Kleine Fluchten: der Bramfelder See

Hamburg ist eine grüne Stadt – das ist nicht nur so daher gesagt, sondern so ist es auch. Jeder Stadtteil, ja fast jede Straße hat so mindestens eine grüne Ecke, sein eigenes Paradies.

Für mich als Bramfelderin war schon von Kindheitsbeinen an einer der schönsten Orte der Bramfelder See. Dort kann ich wunderbar entspannen, dort habe ich meine ersten (vergeblichen) Jogging-Versuche unternommen und es ist für mich „mein“ Paradies im Herzen von Bramfeld.

Quelle: Google Maps

Wie man unschwer erkennen kann, hat er eine längliche Form und mehrere Quellen „füllen“ ihn. Die Länge des Sees beträgt von West nach Ost ca. 1,2 km und er ist ca. 400 m breit – an einigen Stellen jedoch deutlich weniger. Einige kleine Inseln liegen dort mitten im See und die größte davon misst in etwa 600 qm und genau auf dieser Insel lebt eine Graureiherkolonie. Daher ist es auch mittlerweile ein normales Bild, mehrer Graureiher am Ufer stehen zu sehen.

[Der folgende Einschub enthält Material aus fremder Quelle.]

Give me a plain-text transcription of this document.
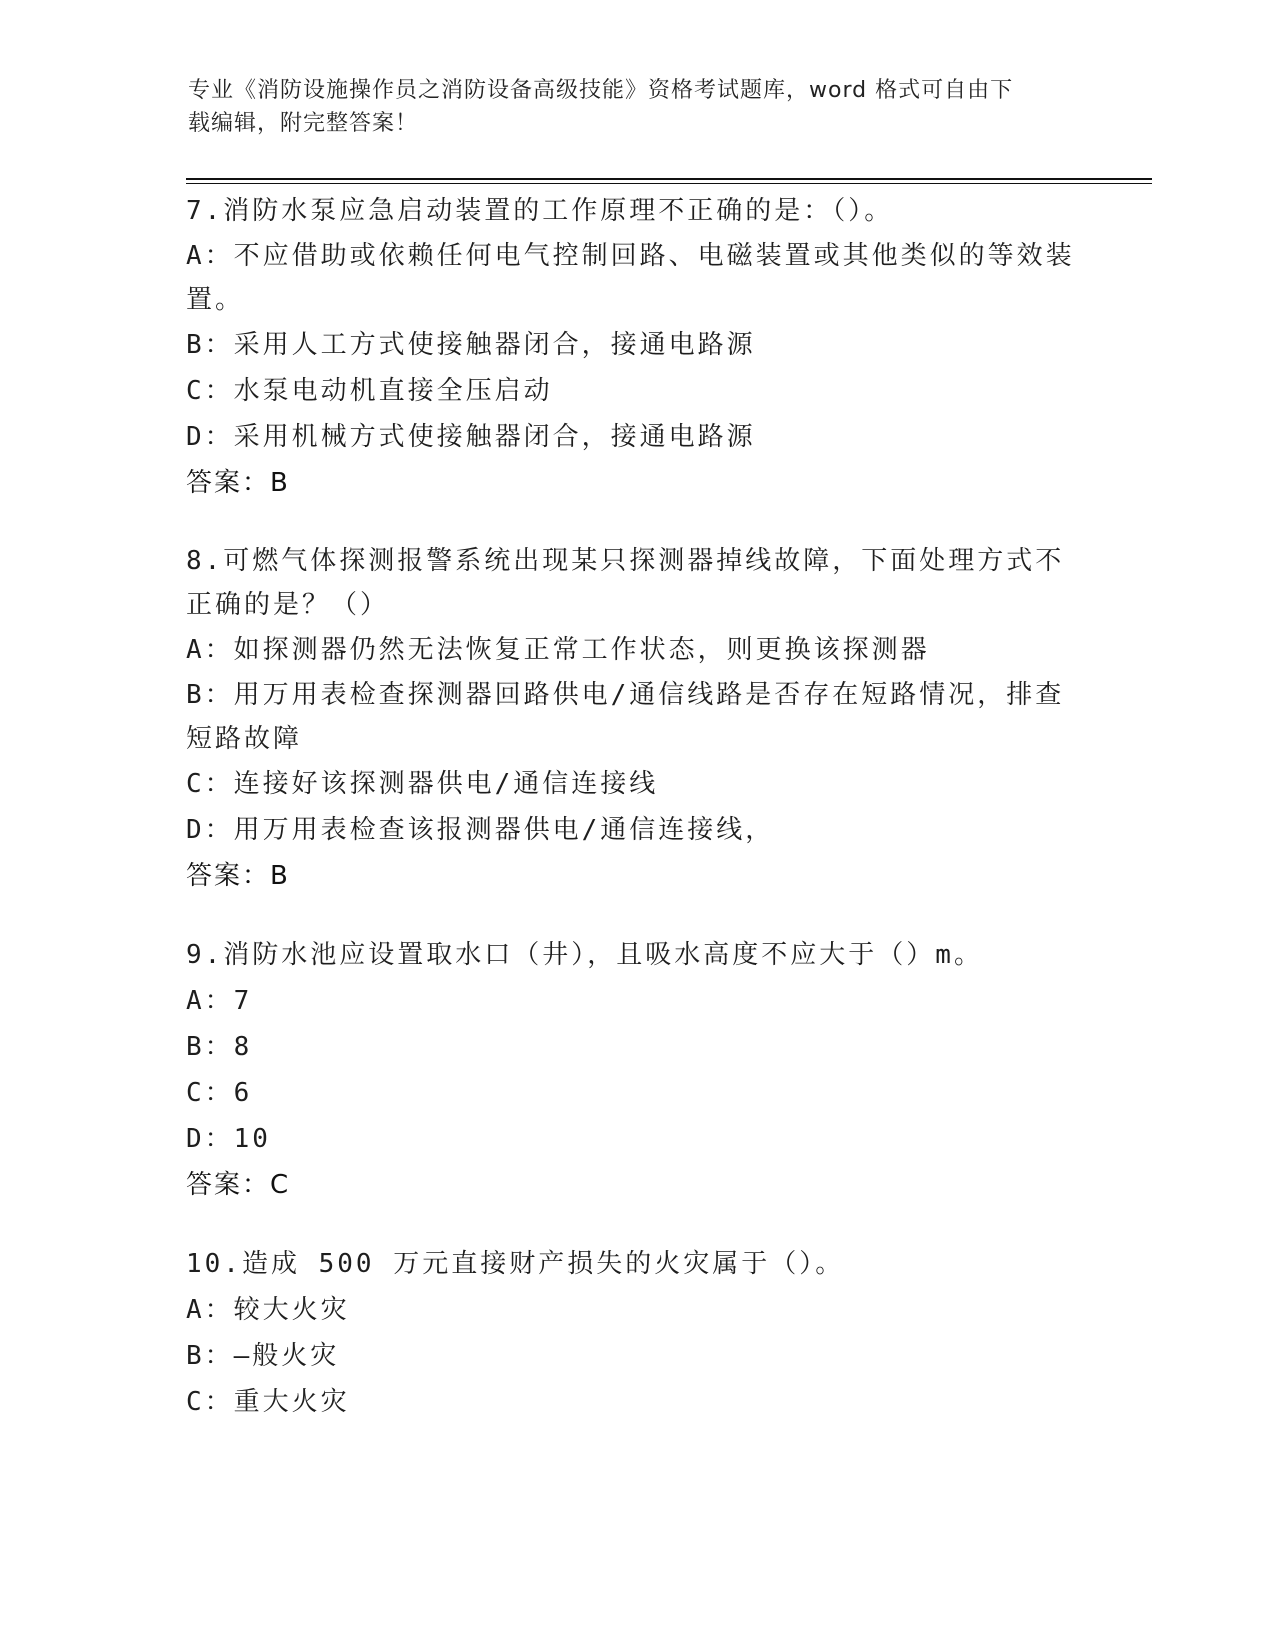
专业《消防设施操作员之消防设备高级技能》资格考试题库，word 格式可自由下
载编辑，附完整答案！
7.消防水泵应急启动装置的工作原理不正确的是：（）。
A：不应借助或依赖任何电气控制回路、电磁装置或其他类似的等效装置。
B：采用人工方式使接触器闭合，接通电路源
C：水泵电动机直接全压启动
D：采用机械方式使接触器闭合，接通电路源
答案：B
8.可燃气体探测报警系统出现某只探测器掉线故障，下面处理方式不正确的是？（）
A：如探测器仍然无法恢复正常工作状态，则更换该探测器
B：用万用表检查探测器回路供电/通信线路是否存在短路情况，排查短路故障
C：连接好该探测器供电/通信连接线
D：用万用表检查该报测器供电/通信连接线，
答案：B
9.消防水池应设置取水口（井），且吸水高度不应大于（）m。
A：7
B：8
C：6
D：10
答案：C
10.造成 500 万元直接财产损失的火灾属于（）。
A：较大火灾
B：—般火灾
C：重大火灾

Den See kann man komplett auf dem 2,9 km langen Rundweg umrunden und ist damit eine ideale Spaziergang- oder Joggingstrecke. Auch Segway-Fahrer trifft man dort mehr und mehr an, befindet sich doch in der Nähe eine Ausleihmöglichkeit für Segways (bei der Tennisschule gegenüber von Famila).

Egal an welcher Ecke des Bramfelder Sees man sich befindet – man sieht nirgendwo Wohnhäuser und schon gar nicht die Hochhausschluchten der Großsiedlung Steilshoop – ich komme mir immer vor, als befände ich mich im Paradies – zumindest stelle ich es mir dort so vor. An der Westseite gibt es einen großen Spiel- und Grillplatz. 


Im Süden fließt das Wasser des Bramfelder Sees erst in die Seebek, von dort aus in die Osterbek und schließlich in die Alster. Im Januar 2010 haben irgendwelche Idioten das Schloss an der Ablaufschleuse zur Seebek hin aufgebrochen und so ist der See unter dem Eis in die Seebek ausgelaufen, was wiederum zur Folge hatte, dass ein Großteil des Fischbestandes qualvoll ums Leben kam. Der Sportfischereiverein Elbe e.V., der den Bramfelder See betreibt, hat einige Tausend Euro in neue Fische investiert, aber dennoch wird es wohl Jahre dauern, bis sich der See von dieser Katastrophe gänzlich erholt.



Direkt ans Nordufer grenzt der Hauptfriedhof Ohlsdorf, den ich in einem separaten Bericht ja bereits einmal vorgestellt habe. Am Nordufer findet man dann auch eine Vielzahl von Fledermauskästen, um den Fledermäusen die Chance auf ein eigenes Heim zu geben; denn die Baumhöhlen sind zumeist schon durch Vögel besetzt. Mehr zu den Fledermäusen in Hamburg findet Ihr auf meinem, diesen Bericht begleitendem Board auf keeeb.


Heute habe ich den See gemeinsam mit meinen Eltern und dem Hund umrundet. Es war wie immer ein wunderschöner Spaziergang und ich kann Euch nur raten, solltet Ihr aus Hamburg kommen, fahrt mal zum Bramfelder See. Entspannung pur!




Bramfeld ist schön! by @kurzundknapp4



Habt Ihr auch solch einen „eigenen“ Rückzugsort? 



 

4 Gedanken zu „Kleine Fluchten: der Bramfelder See

  1. meyrose

    Wunderschöne Bilder voller Ruhe. Obwohl ich Hamburgerin bin (in ich weiß nicht wievielter Generation), bin ich dort noch nie gewesen. Das werde ich mal nachholen.
    Mein Ort für diese Spaziergänge ist die Fischbeker Heide, die nur 2 Häuserreihen von meinem Lebensort entfernet beginnt.